我可以使用 std::copy 复制堆上分配的数组吗？

Question

I am using Qt6, C++ 11, I declare two 2d arrays of dynamic sizes:

int **A; int **B;
A = new int*[rowCount]();
for(int i = 0; i < rowCount; i++)
{
    A[i] = new int[colCount]();   //Same for B
}
// Then feed A with some incoming values

and I want to copy all A's values to B, I know that using std::copy is faster and cleaner than using for -loop, so I tried:

 std::copy(&A[0][0], &A[0][0]+rowCount*colCount,&B[0][0]);

However I got error message:

code: 0xc0000005: read access violation at: 0x0, flags=0x0 (first chance)

Looks like I am trying to access memories not allocated? But I have already allocated two arrays on the heap

Why I don't use 2d vector or list is that I need to process large amount of data and accessing array by index is O(1), if you think this is caused by my compiler I can provide make file and project file snippets. Thank you very much

Edit: @Miles Budnek pointed out that std::vector and raw C++ array have similar indexing performances (both O(1)). I am handing large amount of data, the way I store and read data is basically indexing.

I have tested std::vector and C++ array indexing performances under MSVC 2019 64-bit, C++ 11 using Qt creator and I found they are similar(std::vector even a little bit faster), if under most environments(like various compilers) std::vector and raw C++ array are both O(1), I would say std::vector is safer and more convenient than C++ raw arrays.

But it looks like QVector indexing speed is much lower?

Answer 1

The issue is that you can't guarantee that each call to new[] will generate consecutive locations for the rows.

Your 2d array is actually a 1d array of pointers to random memory locations . There is no guarantee that the beginning of one row follows the end of the previous row.

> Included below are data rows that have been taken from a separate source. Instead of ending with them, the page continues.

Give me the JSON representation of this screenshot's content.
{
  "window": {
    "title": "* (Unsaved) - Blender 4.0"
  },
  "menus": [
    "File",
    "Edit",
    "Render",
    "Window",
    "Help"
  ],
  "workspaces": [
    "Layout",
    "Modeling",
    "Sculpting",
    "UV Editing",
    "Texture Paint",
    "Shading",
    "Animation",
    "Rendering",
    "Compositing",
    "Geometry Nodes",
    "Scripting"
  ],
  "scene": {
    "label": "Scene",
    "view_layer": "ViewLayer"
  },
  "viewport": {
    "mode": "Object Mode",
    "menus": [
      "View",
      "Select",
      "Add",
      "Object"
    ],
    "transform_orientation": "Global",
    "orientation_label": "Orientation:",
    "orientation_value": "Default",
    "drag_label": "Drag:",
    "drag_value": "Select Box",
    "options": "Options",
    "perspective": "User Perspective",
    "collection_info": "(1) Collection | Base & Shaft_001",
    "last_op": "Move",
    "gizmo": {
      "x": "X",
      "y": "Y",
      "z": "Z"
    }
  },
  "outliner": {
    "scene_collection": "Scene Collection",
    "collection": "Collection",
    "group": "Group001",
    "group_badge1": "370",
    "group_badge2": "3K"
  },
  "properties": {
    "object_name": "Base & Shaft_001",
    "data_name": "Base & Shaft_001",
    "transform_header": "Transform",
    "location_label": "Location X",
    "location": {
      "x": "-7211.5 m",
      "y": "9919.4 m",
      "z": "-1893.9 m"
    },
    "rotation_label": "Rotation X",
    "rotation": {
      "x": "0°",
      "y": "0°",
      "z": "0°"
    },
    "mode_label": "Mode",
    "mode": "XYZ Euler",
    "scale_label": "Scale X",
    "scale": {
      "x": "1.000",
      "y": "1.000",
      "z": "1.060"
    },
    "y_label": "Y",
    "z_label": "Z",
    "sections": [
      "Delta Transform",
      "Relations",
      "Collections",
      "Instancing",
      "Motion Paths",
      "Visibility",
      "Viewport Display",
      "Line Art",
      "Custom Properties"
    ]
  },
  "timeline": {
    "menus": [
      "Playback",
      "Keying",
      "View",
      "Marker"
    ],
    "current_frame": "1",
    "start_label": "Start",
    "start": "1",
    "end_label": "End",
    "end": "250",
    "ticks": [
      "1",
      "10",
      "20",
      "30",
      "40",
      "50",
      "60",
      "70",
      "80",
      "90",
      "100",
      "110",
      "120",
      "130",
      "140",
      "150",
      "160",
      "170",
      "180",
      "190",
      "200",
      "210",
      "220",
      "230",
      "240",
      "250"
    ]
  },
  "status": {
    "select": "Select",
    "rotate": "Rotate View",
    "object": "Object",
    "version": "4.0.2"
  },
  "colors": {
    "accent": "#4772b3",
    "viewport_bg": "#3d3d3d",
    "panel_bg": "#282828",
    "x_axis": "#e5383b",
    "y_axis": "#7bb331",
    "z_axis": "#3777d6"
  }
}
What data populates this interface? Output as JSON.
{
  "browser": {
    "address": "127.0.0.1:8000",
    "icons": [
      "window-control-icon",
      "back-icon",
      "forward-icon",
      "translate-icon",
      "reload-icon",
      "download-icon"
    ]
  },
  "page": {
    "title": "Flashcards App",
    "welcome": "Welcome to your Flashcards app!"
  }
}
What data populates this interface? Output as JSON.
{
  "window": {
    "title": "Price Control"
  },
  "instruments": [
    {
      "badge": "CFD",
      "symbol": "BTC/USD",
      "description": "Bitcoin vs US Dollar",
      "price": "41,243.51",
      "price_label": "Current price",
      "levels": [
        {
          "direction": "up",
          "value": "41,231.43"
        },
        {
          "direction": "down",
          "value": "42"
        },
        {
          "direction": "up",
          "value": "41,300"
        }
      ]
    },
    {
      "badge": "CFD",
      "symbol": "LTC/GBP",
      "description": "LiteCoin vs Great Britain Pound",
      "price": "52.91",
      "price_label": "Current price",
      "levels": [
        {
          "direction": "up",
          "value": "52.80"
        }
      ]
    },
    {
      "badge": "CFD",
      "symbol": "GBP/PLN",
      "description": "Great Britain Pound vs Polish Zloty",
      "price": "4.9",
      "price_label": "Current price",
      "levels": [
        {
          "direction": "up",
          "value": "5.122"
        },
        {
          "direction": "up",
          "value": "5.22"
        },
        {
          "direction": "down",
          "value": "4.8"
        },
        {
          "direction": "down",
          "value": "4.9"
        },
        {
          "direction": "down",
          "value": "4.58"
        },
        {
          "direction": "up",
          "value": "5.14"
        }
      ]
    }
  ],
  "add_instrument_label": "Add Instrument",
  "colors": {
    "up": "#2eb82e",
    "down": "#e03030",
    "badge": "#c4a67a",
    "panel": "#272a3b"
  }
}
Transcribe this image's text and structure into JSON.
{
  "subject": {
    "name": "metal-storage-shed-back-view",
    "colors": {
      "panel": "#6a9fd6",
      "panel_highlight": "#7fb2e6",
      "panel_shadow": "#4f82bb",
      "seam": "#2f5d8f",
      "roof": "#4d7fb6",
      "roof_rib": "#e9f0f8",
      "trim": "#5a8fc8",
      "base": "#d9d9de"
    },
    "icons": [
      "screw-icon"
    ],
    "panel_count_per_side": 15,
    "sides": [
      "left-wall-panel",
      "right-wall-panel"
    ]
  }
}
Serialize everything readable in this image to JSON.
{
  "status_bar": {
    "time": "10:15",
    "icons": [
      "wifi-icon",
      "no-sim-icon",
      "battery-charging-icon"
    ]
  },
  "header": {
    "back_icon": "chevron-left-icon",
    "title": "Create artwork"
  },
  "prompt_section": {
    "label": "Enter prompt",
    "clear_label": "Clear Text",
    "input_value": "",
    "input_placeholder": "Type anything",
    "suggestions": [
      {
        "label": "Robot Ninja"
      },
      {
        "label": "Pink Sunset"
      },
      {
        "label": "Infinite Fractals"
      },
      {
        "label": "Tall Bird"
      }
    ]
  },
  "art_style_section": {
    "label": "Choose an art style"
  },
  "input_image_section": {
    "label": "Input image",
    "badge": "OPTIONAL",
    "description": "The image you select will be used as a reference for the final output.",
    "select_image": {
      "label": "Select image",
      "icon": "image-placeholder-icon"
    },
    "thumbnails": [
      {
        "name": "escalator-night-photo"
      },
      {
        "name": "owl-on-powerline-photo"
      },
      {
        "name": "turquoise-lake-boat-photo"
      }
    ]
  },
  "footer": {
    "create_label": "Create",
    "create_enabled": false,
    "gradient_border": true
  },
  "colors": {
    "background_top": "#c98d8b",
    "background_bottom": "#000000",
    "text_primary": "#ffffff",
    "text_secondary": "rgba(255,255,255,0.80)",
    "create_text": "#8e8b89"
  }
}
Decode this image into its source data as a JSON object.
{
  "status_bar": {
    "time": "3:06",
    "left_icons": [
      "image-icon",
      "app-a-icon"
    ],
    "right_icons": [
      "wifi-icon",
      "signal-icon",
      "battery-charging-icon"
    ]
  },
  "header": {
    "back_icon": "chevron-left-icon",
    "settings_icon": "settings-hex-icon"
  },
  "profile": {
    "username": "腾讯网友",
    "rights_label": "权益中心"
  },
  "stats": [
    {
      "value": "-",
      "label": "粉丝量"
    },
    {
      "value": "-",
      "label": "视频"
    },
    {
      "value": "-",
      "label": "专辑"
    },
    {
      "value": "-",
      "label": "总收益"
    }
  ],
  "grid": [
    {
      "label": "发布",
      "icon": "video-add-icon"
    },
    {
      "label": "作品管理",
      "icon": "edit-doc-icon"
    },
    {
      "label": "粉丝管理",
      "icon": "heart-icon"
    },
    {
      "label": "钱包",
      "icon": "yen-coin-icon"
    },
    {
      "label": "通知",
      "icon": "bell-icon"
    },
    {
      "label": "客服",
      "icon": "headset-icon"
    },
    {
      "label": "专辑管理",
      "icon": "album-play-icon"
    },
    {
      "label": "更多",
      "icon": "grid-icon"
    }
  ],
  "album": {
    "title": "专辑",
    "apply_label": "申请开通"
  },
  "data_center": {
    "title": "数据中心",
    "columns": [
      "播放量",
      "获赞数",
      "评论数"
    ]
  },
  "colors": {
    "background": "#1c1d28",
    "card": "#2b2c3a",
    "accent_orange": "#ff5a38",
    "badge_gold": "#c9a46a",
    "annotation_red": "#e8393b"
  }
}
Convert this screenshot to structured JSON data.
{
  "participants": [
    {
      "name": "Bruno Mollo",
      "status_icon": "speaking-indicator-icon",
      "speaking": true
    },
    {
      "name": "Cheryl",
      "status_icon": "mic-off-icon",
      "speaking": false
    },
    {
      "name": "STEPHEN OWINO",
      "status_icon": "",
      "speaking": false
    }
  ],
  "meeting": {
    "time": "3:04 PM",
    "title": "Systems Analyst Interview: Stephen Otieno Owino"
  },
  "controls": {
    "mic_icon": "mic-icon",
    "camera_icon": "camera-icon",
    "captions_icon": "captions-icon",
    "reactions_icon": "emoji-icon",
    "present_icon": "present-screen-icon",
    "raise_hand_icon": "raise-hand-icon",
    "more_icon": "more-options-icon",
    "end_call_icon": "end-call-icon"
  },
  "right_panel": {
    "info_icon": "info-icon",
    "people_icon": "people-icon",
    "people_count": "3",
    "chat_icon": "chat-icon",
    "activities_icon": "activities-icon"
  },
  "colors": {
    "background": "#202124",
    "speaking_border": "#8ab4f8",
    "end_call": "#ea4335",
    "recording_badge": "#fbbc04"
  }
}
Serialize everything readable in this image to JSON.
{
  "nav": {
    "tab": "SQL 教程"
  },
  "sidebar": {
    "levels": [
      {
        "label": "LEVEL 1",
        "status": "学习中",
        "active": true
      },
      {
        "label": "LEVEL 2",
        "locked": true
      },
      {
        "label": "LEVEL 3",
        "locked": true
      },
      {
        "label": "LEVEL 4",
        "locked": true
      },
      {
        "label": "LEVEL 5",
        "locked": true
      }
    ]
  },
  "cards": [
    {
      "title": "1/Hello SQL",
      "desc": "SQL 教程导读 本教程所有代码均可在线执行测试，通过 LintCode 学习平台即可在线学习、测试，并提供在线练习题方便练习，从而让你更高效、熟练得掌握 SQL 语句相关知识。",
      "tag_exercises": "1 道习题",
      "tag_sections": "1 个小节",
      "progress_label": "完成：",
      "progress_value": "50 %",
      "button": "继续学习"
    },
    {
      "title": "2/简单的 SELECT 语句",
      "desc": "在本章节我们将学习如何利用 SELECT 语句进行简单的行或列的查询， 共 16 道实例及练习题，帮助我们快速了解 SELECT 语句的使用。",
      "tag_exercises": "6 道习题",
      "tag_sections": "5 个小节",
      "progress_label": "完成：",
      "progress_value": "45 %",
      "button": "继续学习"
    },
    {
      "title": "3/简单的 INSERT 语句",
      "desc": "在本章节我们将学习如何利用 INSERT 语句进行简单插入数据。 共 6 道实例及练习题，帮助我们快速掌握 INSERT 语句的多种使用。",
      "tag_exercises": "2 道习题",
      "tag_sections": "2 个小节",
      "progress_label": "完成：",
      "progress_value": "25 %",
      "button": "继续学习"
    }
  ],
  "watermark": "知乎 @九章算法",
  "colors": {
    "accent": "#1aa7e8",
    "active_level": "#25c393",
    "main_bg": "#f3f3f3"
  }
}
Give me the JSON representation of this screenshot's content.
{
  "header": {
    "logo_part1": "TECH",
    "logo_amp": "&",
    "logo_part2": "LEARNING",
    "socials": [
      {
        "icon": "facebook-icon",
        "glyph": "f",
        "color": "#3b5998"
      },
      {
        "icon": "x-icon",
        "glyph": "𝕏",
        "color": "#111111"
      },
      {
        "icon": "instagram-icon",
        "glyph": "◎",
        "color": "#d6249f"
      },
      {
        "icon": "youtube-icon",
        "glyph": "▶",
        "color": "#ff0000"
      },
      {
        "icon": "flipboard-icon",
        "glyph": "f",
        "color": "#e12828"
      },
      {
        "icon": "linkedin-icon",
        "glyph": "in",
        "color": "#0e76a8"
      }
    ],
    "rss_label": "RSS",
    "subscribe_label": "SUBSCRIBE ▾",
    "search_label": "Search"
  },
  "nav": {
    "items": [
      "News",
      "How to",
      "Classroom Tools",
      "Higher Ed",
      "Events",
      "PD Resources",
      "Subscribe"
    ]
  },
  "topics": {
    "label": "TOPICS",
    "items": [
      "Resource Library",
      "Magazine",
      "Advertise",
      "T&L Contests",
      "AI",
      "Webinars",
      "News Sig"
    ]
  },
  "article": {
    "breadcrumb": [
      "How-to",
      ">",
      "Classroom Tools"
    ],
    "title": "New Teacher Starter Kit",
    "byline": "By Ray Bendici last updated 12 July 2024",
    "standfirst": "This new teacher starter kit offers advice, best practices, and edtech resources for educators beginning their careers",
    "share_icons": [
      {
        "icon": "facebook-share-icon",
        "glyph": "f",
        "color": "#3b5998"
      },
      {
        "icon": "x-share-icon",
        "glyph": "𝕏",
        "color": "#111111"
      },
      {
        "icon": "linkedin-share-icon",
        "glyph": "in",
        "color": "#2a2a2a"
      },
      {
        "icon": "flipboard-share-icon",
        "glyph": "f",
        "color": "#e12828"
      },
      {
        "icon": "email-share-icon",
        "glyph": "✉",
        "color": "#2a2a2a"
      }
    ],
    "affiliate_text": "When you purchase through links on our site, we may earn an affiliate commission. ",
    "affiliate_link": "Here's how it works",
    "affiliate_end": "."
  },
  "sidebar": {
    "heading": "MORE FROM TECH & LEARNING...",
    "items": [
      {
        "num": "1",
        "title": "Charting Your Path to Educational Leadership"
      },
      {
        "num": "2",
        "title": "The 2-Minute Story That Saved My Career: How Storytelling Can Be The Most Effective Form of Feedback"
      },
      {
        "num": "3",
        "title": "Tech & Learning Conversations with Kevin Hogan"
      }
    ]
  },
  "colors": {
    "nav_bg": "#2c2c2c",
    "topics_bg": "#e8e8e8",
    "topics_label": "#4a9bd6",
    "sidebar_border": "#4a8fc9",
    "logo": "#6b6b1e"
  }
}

So, to copy your 2d array, you'll have to loop through the rows, copying each row separately:

for (int row = 0; row < rowCount; ++row)
{
    std::copy(&A[row], &B[row], colCount);
}

If you allocate the 2d array at contiguous locations, you could then use one call to std::copy :

int A[MAX_ROWS * MAX_COLUMNS];
int B[MAX_ROWS * MAX_COLUMNS];
std::copy(&A[0], &B[0], MAX_ROWS * MAX_COLUMNS);

Answer 2

You cannot use std::copy to copy your array as a single chunk because you do not have a single array. What you have is a pointer to the first element of an array of pointers to the first element of arrays of int s. That is, assuming rowCount and colCount are both 3, you have this:

A
┌───┐
│   │
│ │ │
│ │ │
└─┼─┘
  │
  ▼
┌───┐
│   │        ┌───┬───┬───┐
│ ──┼───────►│ 0 │ 0 │ 0 │
│   │        └───┴───┴───┘
├───┤
│   │        ┌───┬───┬───┐
│ ──┼───────►│ 0 │ 0 │ 0 │
│   │        └───┴───┴───┘
├───┤
│   │        ┌───┬───┬───┐
│ ──┼───────►│ 0 │ 0 │ 0 │
│   │        └───┴───┴───┘
└───┘

As you can see, there is no contiguous chunk of elements for std::copy to copy.

If you want to be able to efficiently copy (and access) elements of your array, you should allocate a single array that is rowCount*colCount long. If you want nice syntax you could wrap it up in a class and overload the () or [] operator to make the access nicer. For example:

class Matrix
{
private:
    int rowSize_;
    std::vector<int> storage_;
public:
    Matrix(int rowCount, int colCount)
         : rowSize_{colCount},
           storage_(rowCount * colCount)
    {}

    int& operator()(int row, int col)
    {
        return storage_[row * rowSize_ + col];
    }
};

int main()
{
    Matrix mat{3, 3};
    mat(1, 2) = 42;

    // copy with simple copy construction
    Matrix mat2 = mat;

    // or copy-assignment
    mat2 = mat;
}